An alternative train of thought – and in my opinion better – is to think about what kind of client you would like to work for and then write your copy to catch those people. So, I’m not looking to work with someone who is stupid, lazy or cheap. I’m looking for clients who are affluent enough to have a high quality monitor screen and high speed broadband to appreciate large images. And I’m looking for someone intelligent enough modify their search by searching for the type of work they want the photographer to do and then discriminate based on personality and quality of work rather than price. I also prefer working with women than men in most cases, so I design my site and the content to lean slightly in that direction.
Next, I’m not psychic and I can’t answer whatever the question is in the searcher’s mind with a general purpose page, but I can attempt to break them out of their screen-induced-hypnosis by disrupting their expectations (either with humour, site design or just by speaking to them as a fellow human being rather than a search query).
So, in terms of writing the copy, obviously relevant keywords are important for the search engines – in order to get searchers to your site in the first place – but I feel it’s more important to engage with the reader once they’re there. I say this for two reasons, firstly because I’m providing a personal service, my USP is me not my work, and secondly because all of the search engines are working toward semantic searching and voice recognition (I learn cool stuff like this while shooting conferences), so they’re all looking to prioritise sites that engage humans rather than simply keyword-stuffing to trick the system. So even if I wasn’t already ranking high, it’s a good long-term strategy to be writing for humans anyway, as the tech will catch up with what humans want.

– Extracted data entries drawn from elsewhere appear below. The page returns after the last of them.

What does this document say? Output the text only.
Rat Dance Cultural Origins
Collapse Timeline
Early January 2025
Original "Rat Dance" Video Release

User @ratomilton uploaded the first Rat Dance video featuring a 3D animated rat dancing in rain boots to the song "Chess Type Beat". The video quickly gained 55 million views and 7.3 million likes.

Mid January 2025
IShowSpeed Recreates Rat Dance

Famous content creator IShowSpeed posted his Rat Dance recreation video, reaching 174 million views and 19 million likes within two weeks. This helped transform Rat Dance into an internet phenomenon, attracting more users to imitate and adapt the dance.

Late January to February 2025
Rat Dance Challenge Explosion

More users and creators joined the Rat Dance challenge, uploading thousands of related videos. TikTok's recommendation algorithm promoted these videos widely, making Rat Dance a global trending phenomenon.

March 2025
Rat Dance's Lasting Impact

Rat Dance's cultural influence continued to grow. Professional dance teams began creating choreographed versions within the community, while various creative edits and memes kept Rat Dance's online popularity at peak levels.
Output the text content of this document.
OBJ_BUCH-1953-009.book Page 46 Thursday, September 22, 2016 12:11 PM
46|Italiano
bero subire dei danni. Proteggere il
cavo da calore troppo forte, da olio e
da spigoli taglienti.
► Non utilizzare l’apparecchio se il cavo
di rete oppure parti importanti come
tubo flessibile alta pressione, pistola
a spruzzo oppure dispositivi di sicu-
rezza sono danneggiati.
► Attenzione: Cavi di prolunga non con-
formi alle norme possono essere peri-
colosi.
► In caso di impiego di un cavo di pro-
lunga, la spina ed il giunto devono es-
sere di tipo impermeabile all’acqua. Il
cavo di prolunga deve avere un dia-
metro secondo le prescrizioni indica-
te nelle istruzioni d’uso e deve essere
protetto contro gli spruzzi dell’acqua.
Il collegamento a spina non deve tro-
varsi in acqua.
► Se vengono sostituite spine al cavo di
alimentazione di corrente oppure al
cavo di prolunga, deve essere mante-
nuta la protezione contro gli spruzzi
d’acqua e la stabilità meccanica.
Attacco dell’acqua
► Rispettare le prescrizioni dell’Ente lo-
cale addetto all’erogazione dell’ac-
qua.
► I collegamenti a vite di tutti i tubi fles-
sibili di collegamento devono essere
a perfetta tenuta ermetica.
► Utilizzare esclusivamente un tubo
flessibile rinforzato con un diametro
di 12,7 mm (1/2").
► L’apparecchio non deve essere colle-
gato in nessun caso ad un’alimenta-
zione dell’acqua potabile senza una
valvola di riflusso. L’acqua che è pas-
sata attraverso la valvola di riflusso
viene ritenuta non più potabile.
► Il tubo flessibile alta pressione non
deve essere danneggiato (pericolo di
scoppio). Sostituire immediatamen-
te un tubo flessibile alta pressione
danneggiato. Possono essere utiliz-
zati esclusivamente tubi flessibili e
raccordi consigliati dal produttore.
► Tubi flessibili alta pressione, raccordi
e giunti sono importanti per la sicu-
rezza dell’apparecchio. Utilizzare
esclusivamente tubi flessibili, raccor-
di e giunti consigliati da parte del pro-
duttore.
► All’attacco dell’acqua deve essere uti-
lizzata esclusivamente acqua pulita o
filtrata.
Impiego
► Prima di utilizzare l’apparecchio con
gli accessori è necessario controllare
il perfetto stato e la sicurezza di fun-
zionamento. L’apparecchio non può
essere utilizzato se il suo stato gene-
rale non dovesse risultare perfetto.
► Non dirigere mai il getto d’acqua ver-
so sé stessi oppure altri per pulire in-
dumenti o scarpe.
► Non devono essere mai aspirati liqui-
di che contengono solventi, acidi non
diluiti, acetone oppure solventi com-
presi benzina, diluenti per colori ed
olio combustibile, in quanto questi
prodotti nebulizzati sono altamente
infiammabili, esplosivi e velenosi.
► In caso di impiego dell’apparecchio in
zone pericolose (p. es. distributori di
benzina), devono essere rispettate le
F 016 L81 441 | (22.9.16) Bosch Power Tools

Since having those ten pages added to my website, my visibility on Google for different search terms has gone up and visits to my website have increased but enquiries have actually dropped dramatically. I think this is because these new pages are bad landing pages. They confuse people and scare them off, so I’m in the process of re-writing the copy myself. I’ve already rewritten the Alnwick and Birmingham pages but I’m struggling to write engaging copy because the guide text I started with is so uninspiring!
Before those pages were added, I was getting contact from predominantly female clients, who had already formed a favourable opinion of me and were smart enough to have fun interactions with, so I think my approach works. The downside of being so selective, is that I don’t get a lot of work and am still having to supplement with part time work. So, there is something to be said for a more general, catch-all approach!